People make use of suffering for specific social or personal
purposes in many areas of human life, as can be seen in the following
instances:
- In arts, literature, or entertainment, people may use suffering for creation, for performance, or for enjoyment. Entertainment particularly makes use of suffering in blood sports and violence in the media, including violent video games depiction of suffering. A more or less great amount of suffering is involved in body art. The most common forms of body art include tattooing, body piercing, scarification, human branding. Another form of body art is a sub-category of performance art, in which for instance the body is mutilated or pushed to its physical limits.
- In business and various organizations, suffering may be used for constraining humans or animals into required behaviors.
- In a criminal context, people may use suffering for coercion, revenge, or pleasure.
- In interpersonal relationships, especially in places like families, schools, or workplaces, suffering is used for various motives, particularly under the form of abuse and punishment. In another fashion related to interpersonal relationships, the sick, or victims, or malingerers, may use suffering more or less voluntarily to get primary, secondary, or tertiary gain.
- In law, suffering is used for punishment; victims may refer to what legal texts call "pain and suffering" to get compensation; lawyers may use a victim's suffering as an argument against the accused; an accused's or defendant's suffering may be an argument in their favor; authorities at times use light or heavy torture in order to get information or a confession.
- In the news media, suffering is often the raw material.
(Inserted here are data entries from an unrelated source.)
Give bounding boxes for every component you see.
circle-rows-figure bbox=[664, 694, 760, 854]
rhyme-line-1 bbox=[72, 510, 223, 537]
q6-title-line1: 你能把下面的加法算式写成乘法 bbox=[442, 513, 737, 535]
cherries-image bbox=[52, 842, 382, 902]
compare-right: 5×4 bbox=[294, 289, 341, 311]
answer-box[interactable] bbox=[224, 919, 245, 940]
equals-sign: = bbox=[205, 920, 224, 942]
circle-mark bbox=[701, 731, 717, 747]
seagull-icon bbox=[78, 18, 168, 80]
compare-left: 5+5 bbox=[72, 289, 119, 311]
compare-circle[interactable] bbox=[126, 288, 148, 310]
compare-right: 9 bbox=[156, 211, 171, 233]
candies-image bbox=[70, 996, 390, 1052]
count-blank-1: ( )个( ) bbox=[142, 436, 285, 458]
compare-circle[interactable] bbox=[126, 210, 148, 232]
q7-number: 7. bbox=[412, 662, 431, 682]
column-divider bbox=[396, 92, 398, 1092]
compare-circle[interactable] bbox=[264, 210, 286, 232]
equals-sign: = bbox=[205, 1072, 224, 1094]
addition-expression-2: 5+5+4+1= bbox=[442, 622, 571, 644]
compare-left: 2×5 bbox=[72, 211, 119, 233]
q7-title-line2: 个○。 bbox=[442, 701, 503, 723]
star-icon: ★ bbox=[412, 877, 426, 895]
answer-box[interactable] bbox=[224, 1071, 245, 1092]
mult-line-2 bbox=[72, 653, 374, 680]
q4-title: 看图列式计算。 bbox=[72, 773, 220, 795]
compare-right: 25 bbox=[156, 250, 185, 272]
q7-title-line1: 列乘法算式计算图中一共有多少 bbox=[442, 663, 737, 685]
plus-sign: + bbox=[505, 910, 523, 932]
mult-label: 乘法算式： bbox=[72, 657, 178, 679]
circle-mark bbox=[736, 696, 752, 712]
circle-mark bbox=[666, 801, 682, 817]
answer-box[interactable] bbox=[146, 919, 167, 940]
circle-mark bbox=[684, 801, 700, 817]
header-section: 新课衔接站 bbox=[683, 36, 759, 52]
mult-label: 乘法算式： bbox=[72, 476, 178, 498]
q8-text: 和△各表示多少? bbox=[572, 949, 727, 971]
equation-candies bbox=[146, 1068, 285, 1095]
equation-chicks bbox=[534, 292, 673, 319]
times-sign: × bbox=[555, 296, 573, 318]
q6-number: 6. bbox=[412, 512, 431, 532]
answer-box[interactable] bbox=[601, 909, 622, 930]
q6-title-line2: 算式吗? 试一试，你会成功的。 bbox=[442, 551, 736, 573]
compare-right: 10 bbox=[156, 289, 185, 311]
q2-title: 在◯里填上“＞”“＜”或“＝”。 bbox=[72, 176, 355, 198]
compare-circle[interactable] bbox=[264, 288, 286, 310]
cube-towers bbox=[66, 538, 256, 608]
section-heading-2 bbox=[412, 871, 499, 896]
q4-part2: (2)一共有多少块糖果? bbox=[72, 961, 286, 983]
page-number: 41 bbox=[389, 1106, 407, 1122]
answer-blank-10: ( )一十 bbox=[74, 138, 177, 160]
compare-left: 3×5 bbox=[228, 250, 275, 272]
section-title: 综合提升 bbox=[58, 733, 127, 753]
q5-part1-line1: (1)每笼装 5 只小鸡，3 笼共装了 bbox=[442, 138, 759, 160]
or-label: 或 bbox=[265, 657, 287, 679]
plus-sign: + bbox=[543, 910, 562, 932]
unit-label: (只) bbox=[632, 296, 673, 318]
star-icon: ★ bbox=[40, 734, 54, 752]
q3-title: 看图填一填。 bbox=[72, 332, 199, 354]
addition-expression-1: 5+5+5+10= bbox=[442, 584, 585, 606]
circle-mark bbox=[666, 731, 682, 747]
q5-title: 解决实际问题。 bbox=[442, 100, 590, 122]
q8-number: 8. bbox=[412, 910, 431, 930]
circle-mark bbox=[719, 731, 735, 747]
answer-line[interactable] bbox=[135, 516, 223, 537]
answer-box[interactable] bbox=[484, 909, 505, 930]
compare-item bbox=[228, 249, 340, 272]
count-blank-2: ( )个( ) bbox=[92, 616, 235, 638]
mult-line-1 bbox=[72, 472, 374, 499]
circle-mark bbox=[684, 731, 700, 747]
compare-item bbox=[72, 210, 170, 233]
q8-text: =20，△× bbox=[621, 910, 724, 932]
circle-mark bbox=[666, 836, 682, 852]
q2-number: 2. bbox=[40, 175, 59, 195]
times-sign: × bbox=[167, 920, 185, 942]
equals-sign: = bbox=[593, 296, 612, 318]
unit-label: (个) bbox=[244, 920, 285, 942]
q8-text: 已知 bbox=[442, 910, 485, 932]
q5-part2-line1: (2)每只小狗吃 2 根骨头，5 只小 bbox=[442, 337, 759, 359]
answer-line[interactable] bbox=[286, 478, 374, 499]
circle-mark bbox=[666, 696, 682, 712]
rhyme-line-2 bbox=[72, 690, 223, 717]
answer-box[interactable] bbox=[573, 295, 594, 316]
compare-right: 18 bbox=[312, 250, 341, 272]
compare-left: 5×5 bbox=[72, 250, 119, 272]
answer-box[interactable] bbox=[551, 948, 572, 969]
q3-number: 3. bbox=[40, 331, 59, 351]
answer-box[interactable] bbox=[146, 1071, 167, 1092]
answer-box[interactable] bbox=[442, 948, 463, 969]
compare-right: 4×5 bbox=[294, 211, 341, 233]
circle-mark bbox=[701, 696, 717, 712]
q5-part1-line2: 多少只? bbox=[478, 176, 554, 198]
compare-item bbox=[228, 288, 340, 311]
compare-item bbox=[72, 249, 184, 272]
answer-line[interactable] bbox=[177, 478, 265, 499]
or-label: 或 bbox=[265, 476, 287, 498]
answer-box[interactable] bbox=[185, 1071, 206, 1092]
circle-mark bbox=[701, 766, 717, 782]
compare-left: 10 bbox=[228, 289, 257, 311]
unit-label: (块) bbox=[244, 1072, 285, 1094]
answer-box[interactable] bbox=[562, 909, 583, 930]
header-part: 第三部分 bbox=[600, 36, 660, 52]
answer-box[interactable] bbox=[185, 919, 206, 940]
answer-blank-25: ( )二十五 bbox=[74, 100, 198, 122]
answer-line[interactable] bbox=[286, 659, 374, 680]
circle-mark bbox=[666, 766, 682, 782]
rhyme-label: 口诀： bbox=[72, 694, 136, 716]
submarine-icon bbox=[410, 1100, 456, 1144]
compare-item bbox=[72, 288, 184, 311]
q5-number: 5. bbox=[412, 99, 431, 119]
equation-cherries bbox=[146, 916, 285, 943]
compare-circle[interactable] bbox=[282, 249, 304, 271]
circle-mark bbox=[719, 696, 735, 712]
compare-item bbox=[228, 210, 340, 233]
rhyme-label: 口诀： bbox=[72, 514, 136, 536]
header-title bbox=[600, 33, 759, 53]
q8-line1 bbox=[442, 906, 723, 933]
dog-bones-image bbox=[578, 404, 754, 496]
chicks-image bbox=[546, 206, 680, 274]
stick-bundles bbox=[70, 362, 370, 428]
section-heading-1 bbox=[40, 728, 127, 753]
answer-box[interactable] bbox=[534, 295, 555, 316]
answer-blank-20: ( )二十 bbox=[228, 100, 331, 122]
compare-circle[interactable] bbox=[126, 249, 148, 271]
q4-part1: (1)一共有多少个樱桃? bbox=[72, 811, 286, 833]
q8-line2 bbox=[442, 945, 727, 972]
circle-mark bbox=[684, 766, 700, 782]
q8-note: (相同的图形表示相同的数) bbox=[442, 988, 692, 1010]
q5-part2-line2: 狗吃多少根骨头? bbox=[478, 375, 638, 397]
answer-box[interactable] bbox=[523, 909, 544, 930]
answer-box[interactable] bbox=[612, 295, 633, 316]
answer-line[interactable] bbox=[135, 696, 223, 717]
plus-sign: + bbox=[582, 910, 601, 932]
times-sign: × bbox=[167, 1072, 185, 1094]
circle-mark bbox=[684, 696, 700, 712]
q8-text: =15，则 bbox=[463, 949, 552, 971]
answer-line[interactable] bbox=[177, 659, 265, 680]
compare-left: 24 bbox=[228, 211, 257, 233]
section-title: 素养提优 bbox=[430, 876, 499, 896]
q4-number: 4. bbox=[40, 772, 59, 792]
- In personal conduct, people may use suffering for themselves, in a positive way. Personal suffering may lead, if bitterness, depression, or spitefulness is avoided, to character-building, spiritual growth, or moral achievement; realizing the extent or gravity of suffering in the world may motivate one to relieve it and may give an inspiring direction to one's life. Alternatively, people may make self-detrimental use of suffering. Some may be caught in compulsive reenactment of painful feelings in order to protect them from seeing that those feelings have their origin in unmentionable past experiences; some may addictively indulge in disagreeable emotions like fear, anger, or jealousy, in order to enjoy pleasant feelings of arousal or release that often accompany these emotions; some may engage in acts of self-harm aimed at relieving otherwise unbearable states of mind.
- In politics, there is purposeful infliction of suffering in war, torture, and terrorism; people may use nonphysical suffering against competitors in nonviolent power struggles; people who argue for a policy may put forward the need to relieve, prevent or avenge suffering; individuals or groups may use past suffering as a political lever in their favor.
- In religion, suffering is used especially to grow spiritually, to expiate, to inspire compassion and help, to frighten, to punish.
- In rites of passage (see also hazing, ragging), rituals that make use of suffering are frequent.
- In science, humans and animals are subjected on purpose to aversive experiences for the study of suffering or other phenomena.
- In sex, especially in a context of sadism and masochism or BDSM, individuals may use a certain amount of physical or mental suffering (e.g. pain, humiliation).